Numerical modeling of interspecific competition between filamentous and nonfilamentous periphyton on a flat channel bed

Abstract

Interspecific competition between filamentous and nonfilamentous periphyton usually results in predominance of filamentous periphyton in natural shallow river streams. The mechanisms of this interspecific competition must be known to understand the growth characteristics and primary productivity of stream periphyton communities. In the present study, a numerical simulation model is presented to describe the growth and interspecific competition between filamentous and nonfilamentous periphyton on a flat channel bed, in which the processes of the interspecific competition are an integral part of the modeling of growth strategies.

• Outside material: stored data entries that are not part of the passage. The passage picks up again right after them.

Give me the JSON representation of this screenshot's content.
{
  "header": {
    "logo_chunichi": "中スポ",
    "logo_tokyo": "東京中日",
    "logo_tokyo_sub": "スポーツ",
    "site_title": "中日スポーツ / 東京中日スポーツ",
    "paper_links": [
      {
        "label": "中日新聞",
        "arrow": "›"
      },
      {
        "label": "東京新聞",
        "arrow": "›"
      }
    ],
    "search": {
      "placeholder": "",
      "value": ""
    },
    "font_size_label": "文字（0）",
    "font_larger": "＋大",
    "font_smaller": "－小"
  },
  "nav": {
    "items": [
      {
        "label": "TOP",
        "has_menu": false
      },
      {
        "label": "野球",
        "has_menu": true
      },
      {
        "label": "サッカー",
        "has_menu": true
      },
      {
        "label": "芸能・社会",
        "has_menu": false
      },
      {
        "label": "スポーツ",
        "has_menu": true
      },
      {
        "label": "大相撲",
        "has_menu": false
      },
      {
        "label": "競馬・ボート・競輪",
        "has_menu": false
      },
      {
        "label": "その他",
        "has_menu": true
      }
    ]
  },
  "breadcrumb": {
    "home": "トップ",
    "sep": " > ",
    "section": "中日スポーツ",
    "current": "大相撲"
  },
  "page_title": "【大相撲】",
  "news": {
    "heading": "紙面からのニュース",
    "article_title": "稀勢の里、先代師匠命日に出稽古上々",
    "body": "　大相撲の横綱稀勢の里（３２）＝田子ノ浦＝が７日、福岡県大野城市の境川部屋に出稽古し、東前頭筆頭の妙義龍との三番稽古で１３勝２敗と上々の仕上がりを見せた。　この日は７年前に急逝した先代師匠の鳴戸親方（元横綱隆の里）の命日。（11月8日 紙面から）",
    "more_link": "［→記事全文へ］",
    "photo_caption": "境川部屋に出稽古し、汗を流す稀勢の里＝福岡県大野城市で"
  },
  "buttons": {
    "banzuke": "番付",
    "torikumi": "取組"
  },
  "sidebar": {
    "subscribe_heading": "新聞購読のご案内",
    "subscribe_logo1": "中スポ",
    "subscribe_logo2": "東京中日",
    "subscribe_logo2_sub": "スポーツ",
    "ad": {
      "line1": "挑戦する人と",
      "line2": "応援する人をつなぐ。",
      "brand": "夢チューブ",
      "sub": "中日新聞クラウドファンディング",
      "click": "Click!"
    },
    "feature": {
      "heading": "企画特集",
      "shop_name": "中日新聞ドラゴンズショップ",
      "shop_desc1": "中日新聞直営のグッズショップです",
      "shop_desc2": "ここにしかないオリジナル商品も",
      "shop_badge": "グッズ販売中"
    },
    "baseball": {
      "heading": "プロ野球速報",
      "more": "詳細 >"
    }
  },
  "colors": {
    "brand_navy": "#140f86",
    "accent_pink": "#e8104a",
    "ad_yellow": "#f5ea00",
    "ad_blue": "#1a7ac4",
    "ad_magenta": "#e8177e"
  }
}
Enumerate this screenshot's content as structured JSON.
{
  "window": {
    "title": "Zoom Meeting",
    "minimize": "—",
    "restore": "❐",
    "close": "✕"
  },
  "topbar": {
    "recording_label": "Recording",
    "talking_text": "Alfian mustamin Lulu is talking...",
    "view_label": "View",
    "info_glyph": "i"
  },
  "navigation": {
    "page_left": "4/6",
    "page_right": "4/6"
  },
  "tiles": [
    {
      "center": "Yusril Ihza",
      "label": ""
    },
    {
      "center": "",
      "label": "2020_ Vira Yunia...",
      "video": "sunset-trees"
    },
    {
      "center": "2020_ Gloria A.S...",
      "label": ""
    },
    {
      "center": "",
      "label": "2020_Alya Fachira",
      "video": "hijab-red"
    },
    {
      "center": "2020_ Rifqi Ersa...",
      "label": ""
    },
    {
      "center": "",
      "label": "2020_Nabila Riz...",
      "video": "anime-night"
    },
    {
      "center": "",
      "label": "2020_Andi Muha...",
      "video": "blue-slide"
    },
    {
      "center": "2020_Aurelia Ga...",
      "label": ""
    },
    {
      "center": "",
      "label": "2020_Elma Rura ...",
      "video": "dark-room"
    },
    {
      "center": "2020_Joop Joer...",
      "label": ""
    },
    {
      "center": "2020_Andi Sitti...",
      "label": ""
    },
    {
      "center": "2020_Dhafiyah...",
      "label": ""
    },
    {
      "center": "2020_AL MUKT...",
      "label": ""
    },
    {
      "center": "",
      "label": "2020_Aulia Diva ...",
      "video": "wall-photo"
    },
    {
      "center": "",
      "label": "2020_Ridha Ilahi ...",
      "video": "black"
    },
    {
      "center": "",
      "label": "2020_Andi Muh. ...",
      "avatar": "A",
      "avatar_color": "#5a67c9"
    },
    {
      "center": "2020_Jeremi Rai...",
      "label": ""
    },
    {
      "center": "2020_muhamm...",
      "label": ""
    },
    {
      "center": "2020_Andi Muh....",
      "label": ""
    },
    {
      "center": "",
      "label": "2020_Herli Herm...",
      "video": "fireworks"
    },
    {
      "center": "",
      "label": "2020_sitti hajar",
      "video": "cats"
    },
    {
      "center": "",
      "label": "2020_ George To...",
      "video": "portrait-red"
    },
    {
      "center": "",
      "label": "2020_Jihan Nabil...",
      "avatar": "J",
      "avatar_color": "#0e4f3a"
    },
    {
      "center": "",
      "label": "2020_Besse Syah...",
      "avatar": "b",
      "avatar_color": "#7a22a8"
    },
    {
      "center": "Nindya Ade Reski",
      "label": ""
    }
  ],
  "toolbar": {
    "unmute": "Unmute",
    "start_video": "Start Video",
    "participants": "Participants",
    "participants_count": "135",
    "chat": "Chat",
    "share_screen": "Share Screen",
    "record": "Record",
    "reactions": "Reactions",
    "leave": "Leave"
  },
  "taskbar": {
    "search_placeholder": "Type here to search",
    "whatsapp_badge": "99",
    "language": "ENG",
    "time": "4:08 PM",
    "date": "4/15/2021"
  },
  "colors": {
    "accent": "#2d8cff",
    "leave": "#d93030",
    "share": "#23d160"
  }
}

The temporal growth of each kind of periphyton is calculated by balancing primary production, immigration, respiration, and detachment. For the modeling of primary production and respiration, transportation of nutrients and other substances inside the biofilm is estimated using diffusion equations including the effect of turbulent diffusivity near the channel bed surface. In estimating the immigration rate, different immigration functions for filamentous and nonfilamentous periphyton are used in order to represent the different effect of turbulent flow on the immigration strategy of each type of periphyton. A series of numerical computations under different hydraulic conditions shows that the degree of dominance of filamentous periphyton increases with time, and the net primary production of periphyton increases with increasing friction velocity.